It is winter now in the Florida Keys, a season barely discerned compared to many places further North, but here nevertheless. The easy way to figure it out is the fact that I am riding home from my job as the sun is starting to appear over the horizon. That's because four days ago we switched to summer time and moved sunrise from around seven am back to around six in the morning.

This change more than anything brings home the fact of winter being upon us. Highway One on the Boca Chica bridge is bathed in that peculiarly gentle light that comes just before the dawn. When I used to spend time at sea on my sailboat I was always anxious to see the first signs of dawn after a night out on the water, the gradually apparent waves in the gray first light were proof that another night watch was in the bag.

In the same way for me, the ride home is no longer the night time adventure it was, just last week. I am like a good many people I hear from who would like to see summer time maintained right through the winter but at these latitudes the difference between night and day is very reduced compared to places at higher latitudes. That also means temperatures are much more even throughout the year.

Yet blood really does thin and when I leave the police station at six, there is dew covering the Bonneville, and the air does feel cold on my skin even though the temperature gauge shows a hair under 80 degrees (27C). These are the temperatures that residents of the temperate zones consider to be ideal summer weather, low humidity, pleasant sleeping temperatures and so forth.
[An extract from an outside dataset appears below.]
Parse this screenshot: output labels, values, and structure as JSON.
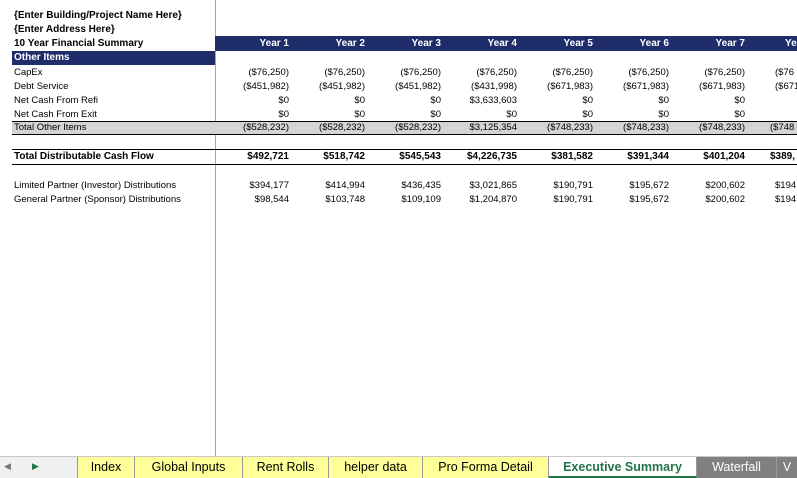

The mosquito activity has plummeted of course, helped along by Mosquito Vector Control trucks buzzing round our neighborhoods, but I for one don't enjoy the lack of humidity so much. My hair feels like straw and my fingernails feel brittle and my joints aren't as lubricated; I miss the very humidity that frightens so many people away from Florida.

This is the time of year I enjoyed living on a boat, with the air conditioning turned off, the hatches open to the stars and that cooling breeze funneling into the boat so strongly one needed to sleep under a blanket. At home the tyranny of the closed doors is over for a while. No longer do we have to slide the doors closed behind us lest we let out that precious expensive, dehumidified air.

It's the paradox of summer: to enjoy the hot sticky air outdoors but to demand a dry cool atmosphere indoors. There's nothing quite like putting on warm clothes that have been stewing gently in your closet, or picking up a book bearing the deadly speckled dots of fatal fungus disease. Air conditioning solves those issues, and makes for a pleasant refuge, a place to duck into when the heat overwhelms, especially on those rare days when there isn't a breeze blowing across the Keys. This is the out door time of year. Mornings are fresh and cool and the sunrise is welcomed as it illuminates the tops of the trees.

For some people, weak people, wussies, this is the time of year to wheel out the motorcycle as the sun is lower on the horizon and has lost some of it's summer strength. My Bonneville doesn't get the luxury of a season of rest. It is under the house always ready to go:

18,000 miles (29,000 kilometers) in the last 13 months.
2 comments:
Funny, I was just thinking how we got the blankets out b/c of the breeze, but still didn't close the windows.
For me, the winter time change is always easier to accomodate compared to the spring time change, biologically speaking, that is.
Still don't like arriving at work and returning home in the dark, the later of which will occur in a couple weeks. Just spoiled, I guess.